To assess the suppressive effects, the EEG SEP induced by unilateral electrical stimulation of the right hind leg muscle was monitored. EEG data was acquired from two subdermal EEG electrodes (SWE-L-25, Ives EEG Solutions) inserted (1) under the skin over the left rostral portion of the skull and (2) ~2 cm left of the bregma (based on MRI images), using the same dual-channel data acquisition system (BioAmp ML408 with PowerLab 4/35, ADInstruments). Reference electrodes were subcutaneously applied over the left posterior region of the occipital bone, and a ground cup electrode was placed between the hooves of the right fore limb. To elicit the SEP, electrical stimulation (10–15 mA electrical currents, duration of 50 μs, and frequency of 2 Hz) was given to the gastrocnemius of the right hind limb using a surface stimulator (MLADDF30, ADInstruments). The corresponding EEG was recorded from 50 ms before to 100 ms after the onset of electrical stimulation (10 kHz sampling rate, band-pass filter at 0.5–200 Hz; LabChart 7, ADInstruments). The time-locked EEG signal was measured every 0.5 s a total of 120 times (thus, 1 min for each SEP acquisition) and averaged to represent SEP.

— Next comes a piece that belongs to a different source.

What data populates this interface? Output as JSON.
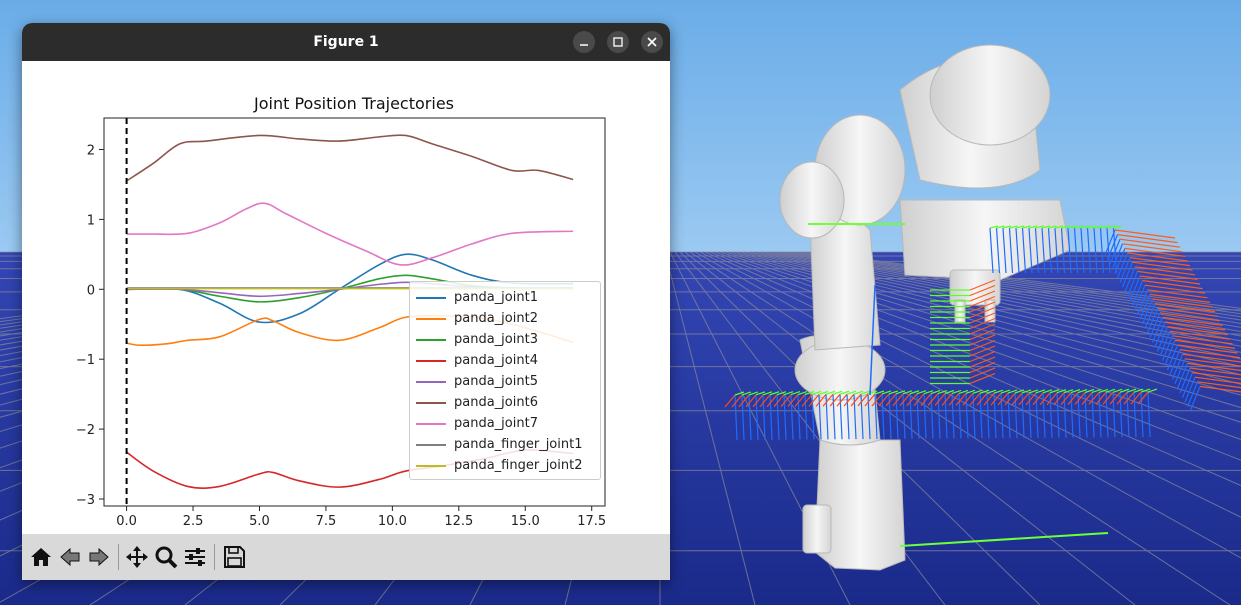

The SEP was measured three times (labeled B1–B3) to establish the baseline condition before applying sonication. Subsequently, FUS was delivered to the targeted brain areas for 2 min while measuring two sets of SEPs (labeled F1 and F2). After the end of sonication, five additional sets of SEP (labeled P1–P5) were acquired in succession. An example of the obtained SEP signal is displayed in Supporting Information S1C Fig. To provide active control conditions, we also delivered sonication to the S1 and thalamic area in the right hemisphere across five sheep, using the sonication parameters of SP3 and SP7 (a total of 17 sets of measurement were taken). The distance between the target and the corresponding control sites was 18.8 ± 5.2 mm (n = 5) for the S1 and 14.5 ± 4.7 mm (n = 5) for the thalamic area.

To examine the degree of suppression per animal, we measured the magnitude between the negative peak at ~40 ms (N₄₀) and the positive peak at ~50 ms (P₅₀) of the SEP (i.e., P50 –N₄₀ in Supporting Information S1C Fig) after the onset of electrical stimulation. The SEP magnitude from acquisition sets (i.e., B1–B3, F1, F2, and P1–P5) was normalized with respect to the averaged magnitude across pre-sonication baseline conditions (i.e., B1–B3), whereby the averaged value acquired from the baseline conditions was set to zero.